On the other hand, what your troops, ships and planes can do is generally well known. Too many people have to know. Secret capabilities do exist, but, again, they're time-sensitive. Eventually you have to use the secret weapon, after which it's no longer secret.
Vulnerabilities are more of a problem. The U.S. Army tried to keep secret the vulnerable spots on a M-1 Abrams tank. But once Iraqi insurgents had found the places on the turret ring to aim at, trying to suppress the pictures of the damage was sort of stupid.
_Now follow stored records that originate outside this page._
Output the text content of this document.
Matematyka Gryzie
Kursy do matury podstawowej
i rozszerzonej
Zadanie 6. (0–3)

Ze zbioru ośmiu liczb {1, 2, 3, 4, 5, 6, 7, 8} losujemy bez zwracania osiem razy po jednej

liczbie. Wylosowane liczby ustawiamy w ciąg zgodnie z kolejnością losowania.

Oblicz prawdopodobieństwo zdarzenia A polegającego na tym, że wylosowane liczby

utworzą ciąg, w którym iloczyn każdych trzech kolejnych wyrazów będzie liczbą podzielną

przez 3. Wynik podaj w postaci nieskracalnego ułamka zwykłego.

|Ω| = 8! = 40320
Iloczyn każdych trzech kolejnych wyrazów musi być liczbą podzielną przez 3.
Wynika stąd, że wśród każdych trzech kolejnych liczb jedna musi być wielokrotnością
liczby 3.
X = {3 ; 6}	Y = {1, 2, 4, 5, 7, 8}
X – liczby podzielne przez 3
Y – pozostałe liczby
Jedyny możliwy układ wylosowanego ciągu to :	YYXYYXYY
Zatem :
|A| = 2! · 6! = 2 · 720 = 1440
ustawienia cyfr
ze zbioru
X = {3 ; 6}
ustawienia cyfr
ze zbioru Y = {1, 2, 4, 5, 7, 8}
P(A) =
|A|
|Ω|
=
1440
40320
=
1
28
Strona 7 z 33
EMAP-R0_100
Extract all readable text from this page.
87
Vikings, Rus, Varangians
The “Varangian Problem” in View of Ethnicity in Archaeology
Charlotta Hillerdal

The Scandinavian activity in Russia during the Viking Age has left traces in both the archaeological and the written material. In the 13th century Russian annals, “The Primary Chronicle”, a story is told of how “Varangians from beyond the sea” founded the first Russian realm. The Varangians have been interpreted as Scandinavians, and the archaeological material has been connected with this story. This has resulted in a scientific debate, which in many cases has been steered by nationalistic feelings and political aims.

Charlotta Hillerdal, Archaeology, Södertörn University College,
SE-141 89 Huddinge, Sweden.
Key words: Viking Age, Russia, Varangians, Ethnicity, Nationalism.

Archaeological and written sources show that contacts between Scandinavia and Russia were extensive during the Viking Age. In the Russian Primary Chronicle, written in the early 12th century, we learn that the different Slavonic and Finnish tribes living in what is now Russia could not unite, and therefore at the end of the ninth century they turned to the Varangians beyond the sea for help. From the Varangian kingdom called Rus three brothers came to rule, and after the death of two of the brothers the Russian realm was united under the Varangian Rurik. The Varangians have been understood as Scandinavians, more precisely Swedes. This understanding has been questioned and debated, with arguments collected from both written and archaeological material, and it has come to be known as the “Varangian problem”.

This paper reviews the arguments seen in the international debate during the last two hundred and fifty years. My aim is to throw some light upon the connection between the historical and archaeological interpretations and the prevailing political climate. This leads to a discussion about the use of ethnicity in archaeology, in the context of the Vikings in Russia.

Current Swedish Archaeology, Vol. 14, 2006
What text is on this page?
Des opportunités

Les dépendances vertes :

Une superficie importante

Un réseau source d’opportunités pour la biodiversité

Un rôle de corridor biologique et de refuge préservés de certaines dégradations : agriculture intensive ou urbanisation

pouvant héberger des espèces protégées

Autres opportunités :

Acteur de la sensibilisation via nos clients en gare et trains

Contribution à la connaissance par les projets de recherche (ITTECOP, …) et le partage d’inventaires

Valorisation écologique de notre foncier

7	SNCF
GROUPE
When planning proposals, we estimated that running a project at SECRET doubled the cost, and running at TOP SECRET quadrupled it. (The clearance process takes many months, the physical security is expensive and slows you down, and worst of all, the people who spend too much time in classified tanks get out of touch technically.) The intel community was willing to pay that price - the military, not so much.
Indeed. There has been at least one story here on /. a few years ago detailing how in some cases the missing words could be recovered. In that case a document where place names (cities or countries, I forgot) were removed.
They were recovered by precisely measuring the distance between the non-blacked-out words, the size of the letters of the font used, and then mixing and matching until you found a word (name) that had the correct length in that font. Usually a few matches were found but from the context the correct one was easily deduced.
Your pedestal opinion of Buddhism will change once you've been in a country with 90+% Buddhists for any length of time. They're no better then Christians, even with pushing their faith on others regardless of the intent of the religion.